The process of developing drugs and bringing them to the market can be a lengthy and costly one. It can easily take 10 to 15 years for a drug to go from its early stages to the point where the public can consume it, and knowing what drugs a company is working on can help you determine whether it's a solid investment. When a pharmaceutical company is said to have drugs in the pipeline, it means it is still doing research and performing tests on those formulas' safety and effectiveness with the hope of eventually gaining FDA approval. As an investor, it's important to be aware of not only the number and types of drugs a pharma company has in its pipeline, but what stage of the testing and approval process those drugs fall into.


Stages of drug testing

A big reason it takes so long for drugs to get approved is that new formulas need to go through several phases of testing to ensure that they're effective and safe. There are typically four stages involved:

  • Phase 1: During this initial stage of testing, a small group of volunteers (typically 20 to 100) will take a small dosage of a drug to see what, if any, side effects arise. Those who participate in phase 1 clinical trials are generally healthy individuals, though in some cases, patients with certain conditions can take part as well. Phase 1 drug trials usually last a few months and are used to determine the safest dose for a given formula.
  • Phase 2: During the second stage of testing, a new formula will be tested on several hundred patients who have the condition the drug is designed to treat. Phase 2 drug tests typically last anywhere from several months to two years, and their purpose is to study a drug's efficacy as well as its side effects.
  • Phase 3: During the third stage of testing, a new drug is usually tested on a few thousand patients who have the condition that it's intended to treat.
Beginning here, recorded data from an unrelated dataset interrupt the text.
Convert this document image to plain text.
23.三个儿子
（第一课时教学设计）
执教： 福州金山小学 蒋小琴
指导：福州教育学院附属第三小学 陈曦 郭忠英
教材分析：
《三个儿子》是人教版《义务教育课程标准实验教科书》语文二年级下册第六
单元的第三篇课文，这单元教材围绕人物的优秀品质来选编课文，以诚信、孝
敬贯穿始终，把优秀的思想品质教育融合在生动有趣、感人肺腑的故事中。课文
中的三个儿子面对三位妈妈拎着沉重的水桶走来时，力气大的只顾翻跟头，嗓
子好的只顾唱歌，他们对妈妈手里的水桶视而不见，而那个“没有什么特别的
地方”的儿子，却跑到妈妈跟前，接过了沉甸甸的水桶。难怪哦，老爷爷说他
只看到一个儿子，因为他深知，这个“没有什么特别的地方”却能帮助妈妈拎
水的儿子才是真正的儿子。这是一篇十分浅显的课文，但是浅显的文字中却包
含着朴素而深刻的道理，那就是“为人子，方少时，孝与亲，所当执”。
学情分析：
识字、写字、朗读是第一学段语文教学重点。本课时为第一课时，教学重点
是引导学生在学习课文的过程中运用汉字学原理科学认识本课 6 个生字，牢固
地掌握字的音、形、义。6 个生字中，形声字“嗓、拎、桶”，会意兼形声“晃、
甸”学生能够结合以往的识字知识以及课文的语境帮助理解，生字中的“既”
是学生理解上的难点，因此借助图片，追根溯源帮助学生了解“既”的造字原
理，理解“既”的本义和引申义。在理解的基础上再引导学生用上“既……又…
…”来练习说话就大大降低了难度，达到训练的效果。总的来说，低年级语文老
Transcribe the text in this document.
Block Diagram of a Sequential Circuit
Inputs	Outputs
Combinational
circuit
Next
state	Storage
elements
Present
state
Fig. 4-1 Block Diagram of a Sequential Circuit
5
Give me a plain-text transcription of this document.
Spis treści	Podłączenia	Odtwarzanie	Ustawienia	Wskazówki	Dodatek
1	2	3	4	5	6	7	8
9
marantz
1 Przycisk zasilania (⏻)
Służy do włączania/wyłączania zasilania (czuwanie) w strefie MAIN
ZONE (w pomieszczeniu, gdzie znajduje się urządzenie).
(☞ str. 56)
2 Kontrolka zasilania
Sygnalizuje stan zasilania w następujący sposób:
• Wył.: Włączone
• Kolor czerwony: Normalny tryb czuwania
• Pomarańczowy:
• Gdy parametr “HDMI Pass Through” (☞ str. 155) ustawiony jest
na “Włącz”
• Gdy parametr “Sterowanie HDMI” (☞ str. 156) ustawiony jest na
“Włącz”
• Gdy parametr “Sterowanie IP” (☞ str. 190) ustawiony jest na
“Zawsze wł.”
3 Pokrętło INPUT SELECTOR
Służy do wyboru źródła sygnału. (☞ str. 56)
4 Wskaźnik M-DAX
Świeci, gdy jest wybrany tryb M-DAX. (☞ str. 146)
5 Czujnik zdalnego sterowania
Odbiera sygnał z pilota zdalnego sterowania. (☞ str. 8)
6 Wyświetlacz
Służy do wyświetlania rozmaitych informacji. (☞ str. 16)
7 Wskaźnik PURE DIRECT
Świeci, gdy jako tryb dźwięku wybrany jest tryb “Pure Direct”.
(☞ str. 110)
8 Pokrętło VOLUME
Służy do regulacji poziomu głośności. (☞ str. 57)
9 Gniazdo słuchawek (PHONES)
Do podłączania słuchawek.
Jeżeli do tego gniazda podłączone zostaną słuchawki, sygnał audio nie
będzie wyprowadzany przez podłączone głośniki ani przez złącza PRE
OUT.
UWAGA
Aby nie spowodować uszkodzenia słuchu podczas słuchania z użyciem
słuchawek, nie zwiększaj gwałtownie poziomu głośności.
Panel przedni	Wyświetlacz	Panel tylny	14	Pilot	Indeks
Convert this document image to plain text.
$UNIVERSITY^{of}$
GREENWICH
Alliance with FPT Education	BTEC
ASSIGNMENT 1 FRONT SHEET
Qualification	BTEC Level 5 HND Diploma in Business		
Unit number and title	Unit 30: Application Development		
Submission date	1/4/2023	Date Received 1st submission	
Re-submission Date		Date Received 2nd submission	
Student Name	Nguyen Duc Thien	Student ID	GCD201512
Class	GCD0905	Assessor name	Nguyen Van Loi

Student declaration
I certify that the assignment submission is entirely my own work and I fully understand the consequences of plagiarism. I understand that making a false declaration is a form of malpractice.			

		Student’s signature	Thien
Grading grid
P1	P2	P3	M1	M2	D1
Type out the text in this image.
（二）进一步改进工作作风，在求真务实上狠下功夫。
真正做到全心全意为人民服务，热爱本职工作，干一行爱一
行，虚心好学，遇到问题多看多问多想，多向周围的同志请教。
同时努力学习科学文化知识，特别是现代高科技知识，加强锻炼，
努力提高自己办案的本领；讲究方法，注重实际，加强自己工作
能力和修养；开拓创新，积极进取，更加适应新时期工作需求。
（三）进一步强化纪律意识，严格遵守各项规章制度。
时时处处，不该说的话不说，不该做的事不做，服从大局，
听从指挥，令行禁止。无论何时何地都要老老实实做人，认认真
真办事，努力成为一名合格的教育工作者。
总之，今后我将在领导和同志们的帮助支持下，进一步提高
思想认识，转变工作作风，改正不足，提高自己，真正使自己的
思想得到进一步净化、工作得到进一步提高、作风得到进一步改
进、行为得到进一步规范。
Phase 3 clinical trials generally take anywhere from one to four years, and because they're conducted on more people over a lengthier period of time, they're more likely to expose long-term side effects than studies conducted during earlier testing phases. If a drug is deemed safe after the third stage of testing, the company behind it can seek FDA approval to market it to the public.
  • Phase 4: The fourth stage of testing is actually carried out once a drug has been FDA-approved. This phase involves what's known as post-market safety monitoring, during which a drug's safety is further studied and evaluated based on its use by a significantly larger number of patients.

Drug pipelines and investing

As an investor, it's critical to review a pharma company's pipeline before deciding whether to buy its stock. A company might have just a few drugs in its pipeline or multiple drugs, but the key is to focus on the types of drugs and the specific stages they're at rather than fixate on quantity alone. While a large percentage of drugs, for example, fail to make it past the first phase of testing, the majority of drugs that enter phase 3 usually wind up getting FDA approval. Therefore, a company with two drugs in phase 3 might be a better buy than a company with six drugs in phase 1.

It's also important to look at the target market for the drugs a company has in its pipeline. Drugs that are designed to treat chronic conditions like diabetes and high cholesterol tend to be extremely profitable when they actually work. Similarly, breakthrough drugs -- those that succeed in treating life-threatening illness or demonstrate superiority over existing treatments -- can result in huge profits. Understanding the types of drugs a pharmaceutical company has in its pipeline and what stages those drugs are at can help you evaluate the risks and rewards of investing in its stock.